Duarte Belo garante que há uma geografia comum às pessoas que fotografam Portugal com o objectivo de conhecer o território. Trás-os-Montes e o seu planalto mirandês, o interior algarvio, a Serra da Estrela, laboratório a céu aberto que continua fascinar os geógrafos e os que a percorrem a pé, de uma nave a outra, entre um covão e um cântaro, Rua dos Mercadores acima. Daveau e Ribeiro fizeram muitas viagens à Estrela. "O Orlando adorava a serra, sair do carro e andar a pé, com a máquina ao pescoço, bloco no bolso", diz a geógrafa. Aquele é também o território ideal para pôr em prática um dos conselhos de Orlando Ribeiro, explicou Álvaro Domingues no lançamento: "Para ganhar a paisagem, dizia o professor, basta ganhar cota, subir a um ponto alto para olhar em volta." E, no caso dele, fotografar.
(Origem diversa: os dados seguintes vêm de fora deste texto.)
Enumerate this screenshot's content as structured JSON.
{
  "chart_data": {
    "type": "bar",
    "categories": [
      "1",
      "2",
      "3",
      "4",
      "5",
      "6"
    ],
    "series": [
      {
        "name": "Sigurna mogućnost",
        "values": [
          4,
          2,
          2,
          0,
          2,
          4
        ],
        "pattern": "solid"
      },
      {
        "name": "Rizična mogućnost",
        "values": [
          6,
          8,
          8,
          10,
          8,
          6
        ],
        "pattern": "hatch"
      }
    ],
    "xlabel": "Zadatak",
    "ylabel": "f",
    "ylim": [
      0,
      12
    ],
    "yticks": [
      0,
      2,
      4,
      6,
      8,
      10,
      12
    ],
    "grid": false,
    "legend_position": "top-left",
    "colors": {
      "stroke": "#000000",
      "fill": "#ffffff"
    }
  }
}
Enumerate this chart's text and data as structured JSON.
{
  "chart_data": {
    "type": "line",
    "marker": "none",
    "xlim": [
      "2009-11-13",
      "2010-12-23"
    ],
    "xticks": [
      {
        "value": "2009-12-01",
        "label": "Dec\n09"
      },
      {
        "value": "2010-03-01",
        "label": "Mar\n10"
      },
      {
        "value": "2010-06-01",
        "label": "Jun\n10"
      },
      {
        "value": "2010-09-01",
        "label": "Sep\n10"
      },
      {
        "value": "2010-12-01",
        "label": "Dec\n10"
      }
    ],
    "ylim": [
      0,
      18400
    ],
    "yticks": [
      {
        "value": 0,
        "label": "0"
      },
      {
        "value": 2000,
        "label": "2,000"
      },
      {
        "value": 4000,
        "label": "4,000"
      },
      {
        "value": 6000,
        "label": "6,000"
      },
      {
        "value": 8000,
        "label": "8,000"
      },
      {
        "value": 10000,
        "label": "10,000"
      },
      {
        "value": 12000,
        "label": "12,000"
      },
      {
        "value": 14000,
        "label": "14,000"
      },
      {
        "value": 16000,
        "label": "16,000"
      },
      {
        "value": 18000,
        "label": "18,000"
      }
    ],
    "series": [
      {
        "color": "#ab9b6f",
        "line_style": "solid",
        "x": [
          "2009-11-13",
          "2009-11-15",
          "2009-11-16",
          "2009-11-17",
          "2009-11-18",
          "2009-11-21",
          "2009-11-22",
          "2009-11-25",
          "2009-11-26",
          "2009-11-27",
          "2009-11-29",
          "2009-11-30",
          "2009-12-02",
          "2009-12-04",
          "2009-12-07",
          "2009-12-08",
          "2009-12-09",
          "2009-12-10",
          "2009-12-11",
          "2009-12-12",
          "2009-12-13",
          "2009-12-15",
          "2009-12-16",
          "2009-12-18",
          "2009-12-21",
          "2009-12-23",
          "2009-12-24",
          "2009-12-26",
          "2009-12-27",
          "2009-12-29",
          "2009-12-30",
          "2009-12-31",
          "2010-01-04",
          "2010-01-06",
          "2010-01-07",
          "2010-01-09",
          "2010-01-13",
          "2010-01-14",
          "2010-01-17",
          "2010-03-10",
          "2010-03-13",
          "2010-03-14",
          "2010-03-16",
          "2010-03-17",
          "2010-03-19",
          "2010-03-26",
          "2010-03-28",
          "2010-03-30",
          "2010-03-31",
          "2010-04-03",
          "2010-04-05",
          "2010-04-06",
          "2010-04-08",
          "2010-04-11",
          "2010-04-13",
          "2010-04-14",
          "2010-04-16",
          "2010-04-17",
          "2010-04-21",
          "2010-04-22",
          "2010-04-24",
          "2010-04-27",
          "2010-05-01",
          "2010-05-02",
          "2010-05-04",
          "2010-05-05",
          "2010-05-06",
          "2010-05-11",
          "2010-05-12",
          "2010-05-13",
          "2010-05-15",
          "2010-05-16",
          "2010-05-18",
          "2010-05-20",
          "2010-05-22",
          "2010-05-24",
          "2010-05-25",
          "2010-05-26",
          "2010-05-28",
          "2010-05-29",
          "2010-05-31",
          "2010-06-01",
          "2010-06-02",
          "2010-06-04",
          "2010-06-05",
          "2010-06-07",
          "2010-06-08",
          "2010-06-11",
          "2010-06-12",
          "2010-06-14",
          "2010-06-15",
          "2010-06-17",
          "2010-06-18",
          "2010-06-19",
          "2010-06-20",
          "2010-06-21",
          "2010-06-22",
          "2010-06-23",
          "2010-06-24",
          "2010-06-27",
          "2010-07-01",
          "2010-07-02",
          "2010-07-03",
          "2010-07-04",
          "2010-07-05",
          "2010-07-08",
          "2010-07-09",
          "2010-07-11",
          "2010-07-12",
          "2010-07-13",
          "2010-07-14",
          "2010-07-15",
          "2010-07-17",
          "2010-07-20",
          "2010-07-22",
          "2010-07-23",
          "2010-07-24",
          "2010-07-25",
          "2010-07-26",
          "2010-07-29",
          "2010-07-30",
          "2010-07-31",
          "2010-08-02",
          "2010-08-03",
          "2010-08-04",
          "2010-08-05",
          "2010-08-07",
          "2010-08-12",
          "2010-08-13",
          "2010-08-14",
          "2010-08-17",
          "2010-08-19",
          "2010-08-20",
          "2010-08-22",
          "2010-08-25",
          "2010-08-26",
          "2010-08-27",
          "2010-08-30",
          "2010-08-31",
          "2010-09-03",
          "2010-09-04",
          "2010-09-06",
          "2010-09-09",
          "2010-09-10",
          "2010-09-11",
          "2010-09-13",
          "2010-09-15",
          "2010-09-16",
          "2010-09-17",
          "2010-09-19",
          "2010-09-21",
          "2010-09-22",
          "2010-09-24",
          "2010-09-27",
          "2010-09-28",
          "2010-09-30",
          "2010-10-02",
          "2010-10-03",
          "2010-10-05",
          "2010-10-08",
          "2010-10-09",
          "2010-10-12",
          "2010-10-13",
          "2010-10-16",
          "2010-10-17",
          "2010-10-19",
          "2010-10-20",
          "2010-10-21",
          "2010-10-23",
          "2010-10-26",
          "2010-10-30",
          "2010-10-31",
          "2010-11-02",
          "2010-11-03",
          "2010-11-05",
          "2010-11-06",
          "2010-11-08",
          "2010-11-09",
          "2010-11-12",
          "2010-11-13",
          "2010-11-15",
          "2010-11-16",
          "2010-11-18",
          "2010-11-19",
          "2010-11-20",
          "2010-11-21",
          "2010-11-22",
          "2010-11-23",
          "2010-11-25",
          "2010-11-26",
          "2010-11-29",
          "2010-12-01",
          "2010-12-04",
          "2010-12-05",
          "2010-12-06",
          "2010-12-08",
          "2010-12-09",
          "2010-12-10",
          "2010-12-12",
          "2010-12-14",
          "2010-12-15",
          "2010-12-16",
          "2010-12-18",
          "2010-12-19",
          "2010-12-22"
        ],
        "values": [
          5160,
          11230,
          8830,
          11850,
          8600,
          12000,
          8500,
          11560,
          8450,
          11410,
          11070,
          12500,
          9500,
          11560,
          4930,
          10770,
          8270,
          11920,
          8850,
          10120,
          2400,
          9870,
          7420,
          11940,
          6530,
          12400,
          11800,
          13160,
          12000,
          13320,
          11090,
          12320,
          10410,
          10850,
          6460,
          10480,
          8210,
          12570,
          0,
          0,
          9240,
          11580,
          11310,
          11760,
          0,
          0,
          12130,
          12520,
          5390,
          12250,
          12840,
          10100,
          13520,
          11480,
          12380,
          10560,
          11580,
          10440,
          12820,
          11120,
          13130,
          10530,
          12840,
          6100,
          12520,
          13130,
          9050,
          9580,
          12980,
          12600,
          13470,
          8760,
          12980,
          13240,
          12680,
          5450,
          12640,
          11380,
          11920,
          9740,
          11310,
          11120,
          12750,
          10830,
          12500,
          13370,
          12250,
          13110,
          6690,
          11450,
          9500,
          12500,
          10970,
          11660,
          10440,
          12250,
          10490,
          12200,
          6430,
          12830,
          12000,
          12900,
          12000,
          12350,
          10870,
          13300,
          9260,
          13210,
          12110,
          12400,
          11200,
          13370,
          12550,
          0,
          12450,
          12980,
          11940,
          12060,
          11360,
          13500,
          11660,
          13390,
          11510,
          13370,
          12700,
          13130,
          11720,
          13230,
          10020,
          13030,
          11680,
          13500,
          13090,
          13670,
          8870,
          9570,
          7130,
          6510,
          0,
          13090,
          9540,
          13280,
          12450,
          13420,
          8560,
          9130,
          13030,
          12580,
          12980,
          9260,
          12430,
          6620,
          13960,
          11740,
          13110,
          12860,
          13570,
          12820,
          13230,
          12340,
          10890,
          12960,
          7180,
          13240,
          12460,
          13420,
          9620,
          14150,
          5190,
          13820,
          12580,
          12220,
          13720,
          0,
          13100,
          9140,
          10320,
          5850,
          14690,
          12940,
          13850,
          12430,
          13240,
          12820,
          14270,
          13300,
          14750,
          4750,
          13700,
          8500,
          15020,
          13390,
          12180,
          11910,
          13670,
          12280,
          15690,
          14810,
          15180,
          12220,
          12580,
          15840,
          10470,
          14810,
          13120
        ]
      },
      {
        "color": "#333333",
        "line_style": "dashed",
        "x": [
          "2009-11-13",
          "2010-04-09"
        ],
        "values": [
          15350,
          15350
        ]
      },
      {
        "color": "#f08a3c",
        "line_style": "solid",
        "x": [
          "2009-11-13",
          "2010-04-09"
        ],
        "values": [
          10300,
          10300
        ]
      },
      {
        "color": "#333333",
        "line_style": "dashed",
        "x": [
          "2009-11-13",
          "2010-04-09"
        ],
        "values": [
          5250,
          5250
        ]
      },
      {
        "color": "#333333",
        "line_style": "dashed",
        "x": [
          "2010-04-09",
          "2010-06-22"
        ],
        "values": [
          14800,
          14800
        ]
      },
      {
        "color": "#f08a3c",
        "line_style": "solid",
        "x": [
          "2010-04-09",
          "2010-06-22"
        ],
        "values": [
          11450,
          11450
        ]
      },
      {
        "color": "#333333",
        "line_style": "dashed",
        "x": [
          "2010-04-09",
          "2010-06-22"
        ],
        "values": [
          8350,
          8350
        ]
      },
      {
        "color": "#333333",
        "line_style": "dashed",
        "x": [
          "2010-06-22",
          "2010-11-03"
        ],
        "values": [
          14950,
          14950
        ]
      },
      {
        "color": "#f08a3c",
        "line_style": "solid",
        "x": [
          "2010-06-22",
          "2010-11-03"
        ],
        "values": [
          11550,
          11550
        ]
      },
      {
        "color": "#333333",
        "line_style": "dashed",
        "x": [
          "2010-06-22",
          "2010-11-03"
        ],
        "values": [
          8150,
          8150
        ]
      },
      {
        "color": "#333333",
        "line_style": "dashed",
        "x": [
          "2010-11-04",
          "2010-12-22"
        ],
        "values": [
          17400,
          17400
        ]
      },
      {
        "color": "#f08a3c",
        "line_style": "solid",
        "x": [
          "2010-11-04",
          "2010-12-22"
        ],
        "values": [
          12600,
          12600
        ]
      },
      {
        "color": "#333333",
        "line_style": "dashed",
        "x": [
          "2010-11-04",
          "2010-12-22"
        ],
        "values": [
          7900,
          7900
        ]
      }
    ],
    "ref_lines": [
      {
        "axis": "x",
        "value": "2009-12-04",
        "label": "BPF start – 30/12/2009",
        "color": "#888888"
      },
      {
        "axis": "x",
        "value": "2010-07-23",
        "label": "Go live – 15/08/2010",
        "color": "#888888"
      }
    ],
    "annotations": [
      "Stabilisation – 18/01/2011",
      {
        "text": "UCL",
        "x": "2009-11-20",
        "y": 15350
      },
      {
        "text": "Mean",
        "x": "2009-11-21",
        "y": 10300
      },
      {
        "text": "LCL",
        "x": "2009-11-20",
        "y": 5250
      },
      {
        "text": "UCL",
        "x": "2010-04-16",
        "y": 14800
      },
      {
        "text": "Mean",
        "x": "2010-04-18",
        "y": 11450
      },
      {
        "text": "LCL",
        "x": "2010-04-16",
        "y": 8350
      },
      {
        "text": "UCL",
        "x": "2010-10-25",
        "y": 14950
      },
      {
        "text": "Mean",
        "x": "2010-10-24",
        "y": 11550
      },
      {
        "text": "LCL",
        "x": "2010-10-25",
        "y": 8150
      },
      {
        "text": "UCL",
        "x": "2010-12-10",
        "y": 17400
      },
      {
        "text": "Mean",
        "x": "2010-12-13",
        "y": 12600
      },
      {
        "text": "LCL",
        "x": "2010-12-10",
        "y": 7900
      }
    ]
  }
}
A construção das estradas que ligam a Covilhã a Seia e a Gouveia, atravessando a serra e dando acesso ao cume, foi para o geógrafo uma tristeza, garante Duarte Belo, referindo-se a uma das fotografias perto de Manteigas: "Ele teve um grande desgosto quando as estradas passaram a permitir que se entrasse na serra de carro. Aquela era a sua montanha sagrada, um território para conhecer a pé, mesmo com frio." O fotógrafo, que partilha com o geógrafo o gosto pelo documental e pela caminhada, reconhece que "há um chamamento da paisagem", um desejo de ver o que fica para lá da serra que está à nossa frente. "Nas fotografias de Orlando Ribeiro há um território que parece eterno. As que fiz para este livro mostram que a eternidade, às vezes, dura pouco."